Other than pointing out that Ford automatics get pretty touchy if the fluid is not changed on a regular basis, I will have to respectfully disagree that a Ford dealer only should be utilized for a trans fluid change.

Recently my son had this done to his .04 Aviator at a Ford dealer to cure a very subtle and near unnoticeable 2/3 shift flare. He got the vehicle back and it was almost undriveable due to bucking and jerking transmission shifts. According to the service manager the vehicle was “fine”. Right. Slamming you back and forth on the seats is “normal” with most shifts?

After I had some discussions with the serv. manager he admitted the car had a problem and according to him, quote: “We haven’t dropped a transmission pan here in 15 years”. End quote. They simply flush them and call it good.
I proceeded to tell him that their method is not the proper one and that I knew exactly why they did it this way - speed and profitability.

So after bringing his car back in, dropping the pan, and actually cleaning things out the vehicle has been fine up to this point; knock on wood.

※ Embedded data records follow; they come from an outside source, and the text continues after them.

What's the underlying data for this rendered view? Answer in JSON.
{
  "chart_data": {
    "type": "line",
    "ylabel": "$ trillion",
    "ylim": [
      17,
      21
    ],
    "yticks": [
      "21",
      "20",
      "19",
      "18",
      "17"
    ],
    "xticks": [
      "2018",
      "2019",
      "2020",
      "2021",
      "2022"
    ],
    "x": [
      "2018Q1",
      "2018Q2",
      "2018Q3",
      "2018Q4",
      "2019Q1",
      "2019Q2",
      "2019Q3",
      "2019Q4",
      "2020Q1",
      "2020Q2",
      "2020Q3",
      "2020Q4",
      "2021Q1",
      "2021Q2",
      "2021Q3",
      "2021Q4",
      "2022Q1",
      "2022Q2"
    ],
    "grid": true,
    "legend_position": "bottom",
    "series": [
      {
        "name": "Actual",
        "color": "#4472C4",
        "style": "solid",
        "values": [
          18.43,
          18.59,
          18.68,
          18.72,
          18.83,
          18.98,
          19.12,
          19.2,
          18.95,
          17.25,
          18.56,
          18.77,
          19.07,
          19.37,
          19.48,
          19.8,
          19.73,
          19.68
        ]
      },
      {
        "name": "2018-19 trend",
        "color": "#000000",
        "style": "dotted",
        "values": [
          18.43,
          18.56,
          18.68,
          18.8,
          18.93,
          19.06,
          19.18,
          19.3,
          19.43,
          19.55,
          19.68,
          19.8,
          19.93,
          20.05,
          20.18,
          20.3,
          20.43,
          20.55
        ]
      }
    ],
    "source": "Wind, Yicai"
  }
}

After a discussion with a life-long friend of mine (40 years in the transmission business) he said that almost all of the dealers around perform a flush only now with no pan drop.
A number of emails with corporate FOMOCO asking them to clarify Ford’s position on flushing only/no pan drop has led to nothing but fence straddling (“see our local dealer network for the finest technicians, latest equipement and technology, etc”) and a refusal to even clear up what they mean by stating in the owners manual, “change transmssion fluid”.